HART: Biden, his time
The field of Democratic presidential candidates is in disarray. How bad is it? It’s so bad that the encouraged and anticipated entry of Joe Biden couldn't make it any worse.
Joe Biden has been a perpetual punchline for the last seven years. He was put into his role as VP by President Obama apparently to dispel, forever, the notion of white supremacy. But compared to Bernie Sanders and the untrustworthy Hillary Clinton, Joe Biden looks like he belongs on Mount Rushmore.
Being Joe Biden is an ongoing indignity. He is known to insist on swimming nude daily and making his Secret Service agents watch. If he leads our military and the free world, I guess he will be the Commando-in-Chief.
And he is known for always being wrong. Until their drubbing in the last election, Biden maintained that the Democrats would hold the Senate. In his book "Duty," former Secretary of Defense Robert Gates boldly said, “I think he (Biden) has been wrong on nearly every major foreign policy and national security issue over that past four decades.”
But Biden touts his foreign affairs bona fides; this is puzzling, given what Secretary Gates said and Biden's implication that al-Qaeda had been defeated. This is the same Biden/Obama team who traded five Taliban leaders for one U.S. deserter, Bowe Bergdahl. Obama tried to include Joe Biden in the deal; the terrorists said “No way!”
Through his press secretary, President Obama reiterated his long-held statement that tapping Joe Biden for VP was the “smartest decision he has ever made in politics.” Considering Obama’s other decisions, this is sadly true — and telling. They’re a team.
There was one scary time when both Obama and Biden were out of the country and we worried about who had our nuclear launch codes. It was comforting to know that, with Biden out of pocket, the nuclear codes were given to North Korea’s envoy, Dennis Rodman.
On the bright side, Biden told a South Carolina Democratic fund-raising event that, if he ran, he promised to serve only one term as president. Nothing makes you feel more confident and secure about a leader than a promise to get his presidency over as quickly as possible.
Biden has already started acting presidential: He will launch an expensive website that doesn’t work and will soon start dividing the country by race.
So Uncle Joe has to make his decision to run pretty soon. He’s just waiting to see if Hillary continues to slide in the polls or gets perp-walked. If arrested, Hillary may still replace Obama; with Dems, even in prison jumpsuit orange, she’s the new black.
She is losing to Bernie Sanders in New Hampshire, and her support is down by 33 percent in Iowa.
Obama and Biden control her fate in their selective prosecution decisions.
The Obama Injustice Department must decide if it will prosecute Hillary over her nefarious use of a personal email server and destruction of evidence. Hillary was happy to see her campaign sign, “Ready for Hillary,” in D.C. Unfortunately, it was in front of the Federal Courthouse.

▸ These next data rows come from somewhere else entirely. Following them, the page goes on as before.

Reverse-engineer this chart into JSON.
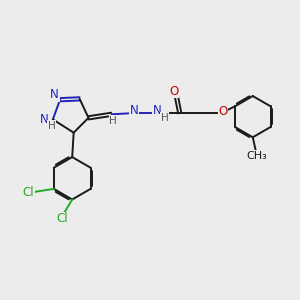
{
  "bg_color": "#ececec",
  "bond_color": "#1a1a1a",
  "N_color": "#2222bb",
  "O_color": "#cc0000",
  "Cl_color": "#22aa22",
  "H_color": "#555555",
  "line_width": 1.4,
  "font_size": 8.5,
  "fig_size": [
    3.0,
    3.0
  ],
  "dpi": 100,
  "xlim": [
    0,
    10
  ],
  "ylim": [
    0,
    10
  ]
}
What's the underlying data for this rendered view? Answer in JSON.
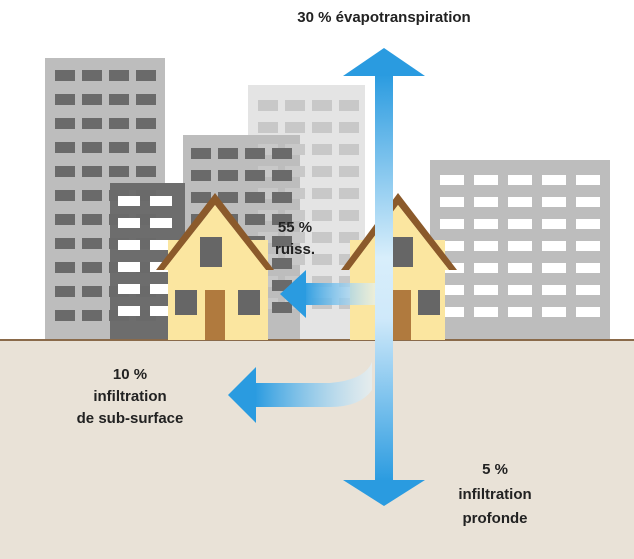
{
  "labels": [
    {
      "lines": [
        "30 % évapotranspiration"
      ]
    },
    {
      "lines": [
        "55 %",
        "ruiss."
      ]
    },
    {
      "lines": [
        "10 %",
        "infiltration",
        "de sub-surface"
      ]
    },
    {
      "lines": [
        "5 %",
        "infiltration",
        "profonde"
      ]
    }
  ]
}
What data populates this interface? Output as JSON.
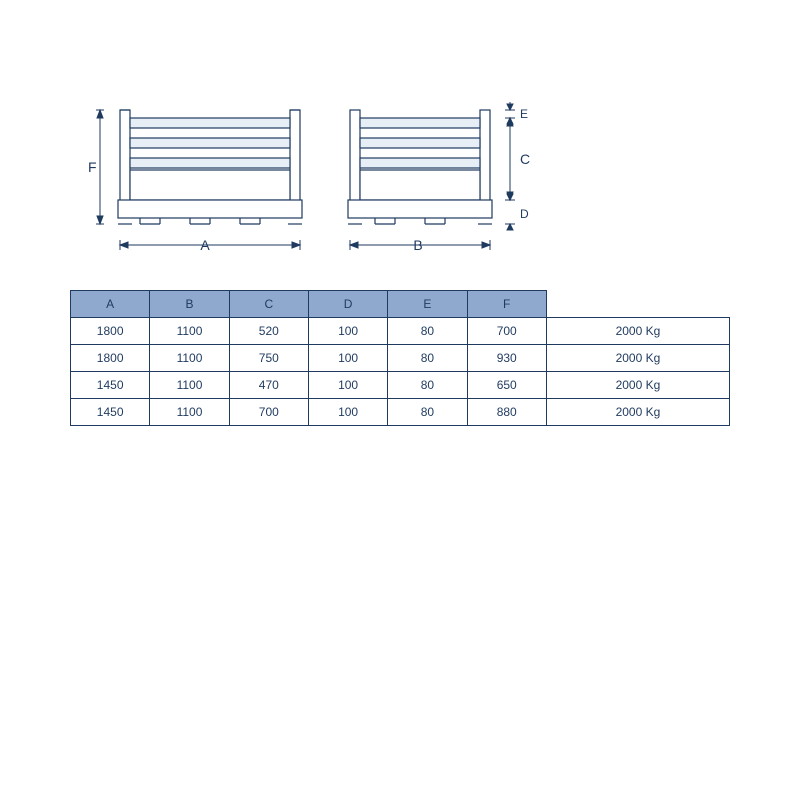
{
  "diagram": {
    "labels": {
      "A": "A",
      "B": "B",
      "C": "C",
      "D": "D",
      "E": "E",
      "F": "F"
    },
    "stroke": "#1f3a5f",
    "fill_light": "#e8eef6",
    "label_fontsize": 14
  },
  "table": {
    "type": "table",
    "border_color": "#1f3a5f",
    "header_bg": "#8fa8ce",
    "text_color": "#1f3a5f",
    "cell_fontsize": 12,
    "columns": [
      "A",
      "B",
      "C",
      "D",
      "E",
      "F",
      ""
    ],
    "rows": [
      [
        "1800",
        "1100",
        "520",
        "100",
        "80",
        "700",
        "2000 Kg"
      ],
      [
        "1800",
        "1100",
        "750",
        "100",
        "80",
        "930",
        "2000 Kg"
      ],
      [
        "1450",
        "1100",
        "470",
        "100",
        "80",
        "650",
        "2000 Kg"
      ],
      [
        "1450",
        "1100",
        "700",
        "100",
        "80",
        "880",
        "2000 Kg"
      ]
    ]
  }
}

Joe Biden met with left-wing cover girl Elizabeth Warren, telegraphing a run. Neither has email issues; Biden does not know how to use email, and Senator Warren only communicates with smoke signals.
Next for Joe Biden is campaigning in Iowa. He has to be careful. The last time he was in Iowa he got stuck in a corn maze for days. It was the oddest thing he’d ever done since whatever he did the day before.
President Obama is encouraging Biden to run in order to extend his legacy. Obama knows that his work is not complete: The racial divide is not wide enough, only 45 million Americans are on food stamps, and only 93 million are out of the labor force. Obamacare, his energy policy, taxes and regulations have not put enough American companies out of business or forced them to move overseas.
With polls saying that "liar" is the first word that comes to mind when Hillary Clinton’s name is mentioned, things are shaping up well for a Joe Biden run. Until the last few months, the national joke that was Joe Biden's unserious nature made it impossible for him to run. But Donald Trump’s success gives him encouragement that anything is possible.
The race could be Biden v. Trump: “Plugs versus Rugs." We live in a Kardashian-like world now. We no longer want political leaders who will lead us; we prefer, instead, that they entertain us.